WINNIPEG — Patrik Laine will look like a new man by the weekend.

The Winnipeg Jets top goal-scorer has an appointment booked with his hairdresser in Finland to cut his long locks and shave off his scruffy beard, ridding himself of a look that drew teasing from his teammates and jokes from fans.

“The woman who cuts my hair, she’s going to cut my beard, too, on Friday at two (in the afternoon) back home. So, a couple more days,” Laine said Tuesday as players had their last media availability after being eliminated by Vegas last Sunday in the NHL Western Conference final series.

“Yay. Finally, finally,” his linemate Nikolaj Ehlers said with a smile as the pair sat at a table together to answer questions.

Laine began the season with short, sandy-coloured whiskers and said he had a friendly bet with his cousin to see how long they could grow beards.

As his facial hair grew, so did the jabs on social media and in the locker room.

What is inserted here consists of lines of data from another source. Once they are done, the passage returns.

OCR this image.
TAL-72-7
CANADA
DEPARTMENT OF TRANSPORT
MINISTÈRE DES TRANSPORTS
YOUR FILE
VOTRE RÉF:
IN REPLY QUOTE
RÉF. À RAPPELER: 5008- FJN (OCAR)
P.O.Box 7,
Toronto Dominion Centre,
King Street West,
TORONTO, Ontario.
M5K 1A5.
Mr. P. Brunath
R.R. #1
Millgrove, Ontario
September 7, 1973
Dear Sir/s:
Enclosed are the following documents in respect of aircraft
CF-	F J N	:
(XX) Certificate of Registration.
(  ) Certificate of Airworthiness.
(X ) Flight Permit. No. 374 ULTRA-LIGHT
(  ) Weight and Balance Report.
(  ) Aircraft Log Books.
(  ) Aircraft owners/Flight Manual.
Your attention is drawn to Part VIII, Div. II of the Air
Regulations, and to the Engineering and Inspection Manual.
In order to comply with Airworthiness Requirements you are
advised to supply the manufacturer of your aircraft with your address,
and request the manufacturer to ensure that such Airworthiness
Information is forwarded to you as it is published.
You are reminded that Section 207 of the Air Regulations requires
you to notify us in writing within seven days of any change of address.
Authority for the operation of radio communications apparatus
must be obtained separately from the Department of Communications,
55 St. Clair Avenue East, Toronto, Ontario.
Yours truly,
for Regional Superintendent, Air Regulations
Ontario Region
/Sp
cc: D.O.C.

“It’s got uglier and uglier,” teammate Bryan Little had said with a smile in March. “When he finally shaves it he’s going to look like a new man.”

Fans even referred to Laine looking like a member of the Amish community, whose married men traditionally grow bushy beards.

Laine was on a goal-scoring tear in March and was asked if perhaps the beard would become a superstitious habit.

“Who knows?” he replied a laugh. “Let’s see where we’re at in a month or a couple more months. It might be a good thing, but we’ll see.”

The sophomore sniper finished the regular season with 44 goals and 70 points in 82 games, five goals fewer than NHL leader Alex Ovechkin of the Washington Capitals. But 20 of Laine’s goals were scored on power play to top the league, three more than his childhood idol.

During the playoffs, the 20-year-old winger notched five goals and seven assists in 17 games, with three goals on the power play. Mark Scheifele led the Jets with 14 goals.

“You can always watch the playoffs on TV and it all looks cool and it’s intense, but it’s just something different,” Laine said. “Like the whole atmosphere is just like another level, especially here with the whiteout and with all the street parties, so it’s pretty unique.

“I think this is the reason why we play hockey so we can still be playing playoff hockey in May. It was just probably a year that I will always remember, especially the playoffs. But there’s a lot of things that we can learn from these playoffs for going into next year and the future, too.”